Children who are in emergency accommodation for longer than six months should be entitled to counselling.
That’s according to Aontú Cllr Sarah Beasley who has submitted a motion to Limerick City and County Councils asking that funding be made available for professional therapy sessions for children.
Cllr Beasley says
“The issues that prolonged homelessness are causing and will cause down the line are absolutely seismic.
“These children are extremely vulnerable and really their development is being arrested. They have no security, they have no privacy, they can’t invite others round for play dates, sleepovers, the normal things that children do”.
“They may have to travel long distances to school and this is just so distressing for them”.
“They feel shame, they feel different, they feel ‘othered’ which will often carry through to their adult lives. This stigma sadly can’t but leave indelible marks.
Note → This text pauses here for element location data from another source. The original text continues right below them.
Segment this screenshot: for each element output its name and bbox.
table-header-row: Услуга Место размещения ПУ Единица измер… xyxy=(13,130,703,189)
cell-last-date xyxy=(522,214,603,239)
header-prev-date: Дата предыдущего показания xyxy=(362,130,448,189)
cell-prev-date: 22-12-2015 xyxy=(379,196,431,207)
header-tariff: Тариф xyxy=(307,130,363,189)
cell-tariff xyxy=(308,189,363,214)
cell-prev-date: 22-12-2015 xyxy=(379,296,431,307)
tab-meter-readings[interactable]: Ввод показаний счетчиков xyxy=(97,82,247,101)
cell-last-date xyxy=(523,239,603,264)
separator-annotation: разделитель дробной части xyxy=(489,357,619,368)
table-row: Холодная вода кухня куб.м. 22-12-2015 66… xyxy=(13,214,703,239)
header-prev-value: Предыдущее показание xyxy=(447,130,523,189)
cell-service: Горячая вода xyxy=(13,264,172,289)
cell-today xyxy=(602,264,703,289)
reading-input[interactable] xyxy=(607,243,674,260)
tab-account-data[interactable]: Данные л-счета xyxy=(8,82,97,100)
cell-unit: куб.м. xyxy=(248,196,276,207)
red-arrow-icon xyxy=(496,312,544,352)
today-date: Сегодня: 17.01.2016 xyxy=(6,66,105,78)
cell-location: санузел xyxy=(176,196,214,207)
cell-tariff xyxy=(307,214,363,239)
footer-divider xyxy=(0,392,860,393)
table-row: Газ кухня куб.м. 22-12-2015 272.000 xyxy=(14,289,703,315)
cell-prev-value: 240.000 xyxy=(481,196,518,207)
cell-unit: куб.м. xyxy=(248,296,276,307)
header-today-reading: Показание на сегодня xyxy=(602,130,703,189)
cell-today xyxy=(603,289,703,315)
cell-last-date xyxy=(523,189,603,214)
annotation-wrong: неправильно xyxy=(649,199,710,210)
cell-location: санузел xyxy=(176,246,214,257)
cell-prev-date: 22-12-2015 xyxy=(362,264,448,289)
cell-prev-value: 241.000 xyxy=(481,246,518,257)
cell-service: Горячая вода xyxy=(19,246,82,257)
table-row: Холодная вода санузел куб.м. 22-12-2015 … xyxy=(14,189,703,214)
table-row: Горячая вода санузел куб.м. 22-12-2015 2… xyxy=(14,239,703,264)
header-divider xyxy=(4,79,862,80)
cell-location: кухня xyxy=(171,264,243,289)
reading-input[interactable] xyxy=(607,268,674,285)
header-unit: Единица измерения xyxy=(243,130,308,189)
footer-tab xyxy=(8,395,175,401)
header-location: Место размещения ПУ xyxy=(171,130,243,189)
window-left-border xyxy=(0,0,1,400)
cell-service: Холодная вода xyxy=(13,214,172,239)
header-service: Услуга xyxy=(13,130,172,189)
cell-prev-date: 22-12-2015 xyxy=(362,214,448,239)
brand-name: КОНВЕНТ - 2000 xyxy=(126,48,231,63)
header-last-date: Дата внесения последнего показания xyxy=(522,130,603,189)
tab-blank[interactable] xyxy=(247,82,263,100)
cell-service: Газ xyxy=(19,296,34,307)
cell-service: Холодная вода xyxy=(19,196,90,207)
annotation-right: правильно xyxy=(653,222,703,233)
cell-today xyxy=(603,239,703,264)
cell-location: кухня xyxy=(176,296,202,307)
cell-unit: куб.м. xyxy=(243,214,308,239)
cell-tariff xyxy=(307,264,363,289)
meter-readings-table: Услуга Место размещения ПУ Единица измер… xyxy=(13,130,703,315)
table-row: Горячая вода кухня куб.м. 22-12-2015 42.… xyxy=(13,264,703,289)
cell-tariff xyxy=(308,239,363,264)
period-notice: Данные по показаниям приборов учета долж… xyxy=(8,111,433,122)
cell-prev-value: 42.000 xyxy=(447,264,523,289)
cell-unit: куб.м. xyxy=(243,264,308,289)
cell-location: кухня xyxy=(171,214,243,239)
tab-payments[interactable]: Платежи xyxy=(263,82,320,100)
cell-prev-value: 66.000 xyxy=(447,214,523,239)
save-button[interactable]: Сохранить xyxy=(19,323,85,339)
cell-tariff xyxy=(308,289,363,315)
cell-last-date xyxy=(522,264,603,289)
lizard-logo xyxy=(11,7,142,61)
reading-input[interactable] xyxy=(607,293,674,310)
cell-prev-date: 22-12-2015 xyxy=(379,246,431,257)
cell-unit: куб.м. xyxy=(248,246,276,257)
The terrible insecurity that living in homeless accommodation causes will most likely result in attachment issues and other psychological issues for these unfortunate children”.
These children need a professional ear to help them navigate their feelings safely, and I passionately believe that counselling is the only way forward in the interim to try and help them make sense of the terrible situation they’re in, through absolutely no fault of their own.
By its very nature emergency should mean emergency, not a protracted and wholly unsuitable arrangement.
To think that there are 4,775 children homeless in Ireland is a shocking shame.
It is a stain on our country, but tragically the stain will remain with those poor children who are traumatised by their experience.
They won’t be able to easily forget the turmoil and vulnerability of homelessness and having to stay in emergency accommodation”.